Helicoprion

Updated

20/12/22
Read time

2 minutes

Fast Facts

IUCN Conservation Status

EXTINCT (EX)
Classification

Genus

Helicoprion

Family

Helicoprionidae

Order

Eugeneodontida

Class

Chondrichthyes

Phylum

Chordata

Kingdom

Animalia
Size Range

Body length: 10.5 - 20.3 meters

Introduction

Helicoprion is an extinct genus of shark-like eugeneodont fish (a group of extinct cartilaginous fishes). Members of Eugenodontida possess a unique morphological feature called “tooth whorls”. They first appeared in the Devonian before going extinct in the Early Triassic.

What did the Helicoprion look like?

3D interactive model of Helicoprion

_{3D model made by} _{cdmstudio.com.au}

Identification

Helicoprion, like other chondrichthyan fish, had skeletons made of cartilage. Unfortunately, this makes it difficult to determine what Helicoprion looked like because the skeleton didn’t fossilise easily. Almost all Helicoprion specimens are fossilised 'tooth whorls' that consist of teeth embedded in a spiraled root.

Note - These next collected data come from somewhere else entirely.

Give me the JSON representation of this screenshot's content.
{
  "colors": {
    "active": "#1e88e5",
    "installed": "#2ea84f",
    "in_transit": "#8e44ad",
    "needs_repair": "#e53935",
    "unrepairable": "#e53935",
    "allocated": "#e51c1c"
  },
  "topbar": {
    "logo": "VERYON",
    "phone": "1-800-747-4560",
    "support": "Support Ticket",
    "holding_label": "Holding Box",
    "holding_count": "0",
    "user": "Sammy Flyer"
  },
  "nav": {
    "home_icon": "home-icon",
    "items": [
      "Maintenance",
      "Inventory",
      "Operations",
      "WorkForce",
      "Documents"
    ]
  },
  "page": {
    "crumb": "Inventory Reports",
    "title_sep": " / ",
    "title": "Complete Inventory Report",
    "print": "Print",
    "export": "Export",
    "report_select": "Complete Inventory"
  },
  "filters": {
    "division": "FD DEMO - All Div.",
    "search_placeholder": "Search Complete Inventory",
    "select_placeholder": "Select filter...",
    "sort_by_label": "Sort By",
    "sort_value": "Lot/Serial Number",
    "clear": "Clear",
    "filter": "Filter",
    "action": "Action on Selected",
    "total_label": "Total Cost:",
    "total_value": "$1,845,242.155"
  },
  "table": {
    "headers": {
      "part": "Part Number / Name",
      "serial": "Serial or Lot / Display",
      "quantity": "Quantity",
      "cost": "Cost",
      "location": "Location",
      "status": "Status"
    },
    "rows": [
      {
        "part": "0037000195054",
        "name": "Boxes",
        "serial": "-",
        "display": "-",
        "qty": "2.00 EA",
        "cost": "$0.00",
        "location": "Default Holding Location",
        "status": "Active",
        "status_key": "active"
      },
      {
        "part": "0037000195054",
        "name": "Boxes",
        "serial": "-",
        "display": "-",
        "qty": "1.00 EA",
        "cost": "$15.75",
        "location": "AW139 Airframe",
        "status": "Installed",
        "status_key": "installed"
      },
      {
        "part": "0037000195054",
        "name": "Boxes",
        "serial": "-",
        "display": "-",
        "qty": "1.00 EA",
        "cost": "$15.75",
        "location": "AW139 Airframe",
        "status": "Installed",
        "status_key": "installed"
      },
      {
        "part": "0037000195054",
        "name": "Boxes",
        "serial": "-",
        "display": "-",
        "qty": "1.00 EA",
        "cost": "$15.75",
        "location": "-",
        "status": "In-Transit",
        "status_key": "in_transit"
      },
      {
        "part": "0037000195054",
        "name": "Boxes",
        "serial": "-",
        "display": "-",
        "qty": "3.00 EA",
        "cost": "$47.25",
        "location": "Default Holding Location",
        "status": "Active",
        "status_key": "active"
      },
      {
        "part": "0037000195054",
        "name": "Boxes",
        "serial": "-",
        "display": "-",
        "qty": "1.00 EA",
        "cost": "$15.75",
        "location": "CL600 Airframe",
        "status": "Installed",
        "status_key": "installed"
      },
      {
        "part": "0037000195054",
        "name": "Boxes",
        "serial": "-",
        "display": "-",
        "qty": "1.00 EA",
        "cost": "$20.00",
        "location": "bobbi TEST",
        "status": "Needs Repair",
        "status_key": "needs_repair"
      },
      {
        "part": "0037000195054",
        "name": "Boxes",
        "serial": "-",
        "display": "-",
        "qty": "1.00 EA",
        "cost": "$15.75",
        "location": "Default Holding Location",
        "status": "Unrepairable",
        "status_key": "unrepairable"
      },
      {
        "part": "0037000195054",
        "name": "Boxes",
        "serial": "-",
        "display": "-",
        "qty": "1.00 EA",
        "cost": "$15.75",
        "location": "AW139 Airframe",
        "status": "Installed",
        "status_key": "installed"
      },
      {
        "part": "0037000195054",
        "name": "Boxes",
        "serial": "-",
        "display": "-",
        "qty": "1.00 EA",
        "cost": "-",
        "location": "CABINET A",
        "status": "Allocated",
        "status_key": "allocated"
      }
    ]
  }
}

In the 1900s, scientists debated where these tooth whorls were located on the animal. Some postulated that the spiral sat on the lower jaw, some claimed it sat on the upper jaw, and yet others claimed it sat on the dorsal fin. However, the recent description of fossils that preserve cartilage around the teeth confirm that the spiral teeth sit in the lower jaw (Tapanila et al. 2013).

Fossil of Helicoprion sp. shark tooth whorl from the Permian of Idaho, USA. Image: James St. John
© CC BY 2.0

Where did the Helicoprion live?

Habitat

Fossils of Helicoprion have been found across America, Australia, Asia and Europe, indicating that it had a global distribution during the Permian.

What did Helicoprion eat?

Feeding and diet

Understanding the unique teeth and lower jaw of Helicoprion was important for scientists as it was the key to understanding the ecology and evolution of this peculiar shark. Scientists first argued that hard-shelled prey items, such as ammonoids, would slip out of the mouth due to the shape of the tooth whorl. However, reconstructions indicate that soft prey items, such as squids, would be trapped in the tooth whorl, making them difficult to ingest (Ramsay et al. 2015).

It wasn’t until the application of biomechanical principles that scientists were able to reveal how this predator consumed its prey. Amazingly, each tooth had a different function depending on its position in the tooth-whorl: anterior teeth hooked and dragged prey into its mouth, the middle teeth pierced and cut the prey, whilst the posterior teeth cut and pushed the prey into its oral cavity (Ramsay et al. 2015). This unique feeding apparatus would have allowed Helicoprion to consume both hard- and soft bodied prey items using different feeding strategies (Ramsay et al. 2015).

References

Tapanila, L., Pruitt, J., Pradel, A., Wilga, C.D., Ramsay, J.B., Schlader, R. and Didier, D.A., 2013. Jaws for a spiral-tooth whorl: CT images reveal novel adaptation and phylogeny in fossil Helicoprion. Biology Letters, 9(2), p.20130057.
Ramsay, J.B., Wilga, C.D., Tapanila, L., Pruitt, J., Pradel, A., Schlader, R. and Didier, D.A., 2015. Eating with a saw for a jaw: Functional morphology of the jaws and tooth‐whorl in H elicoprion davisii. Journal of morphology, 276(1), pp.47-64.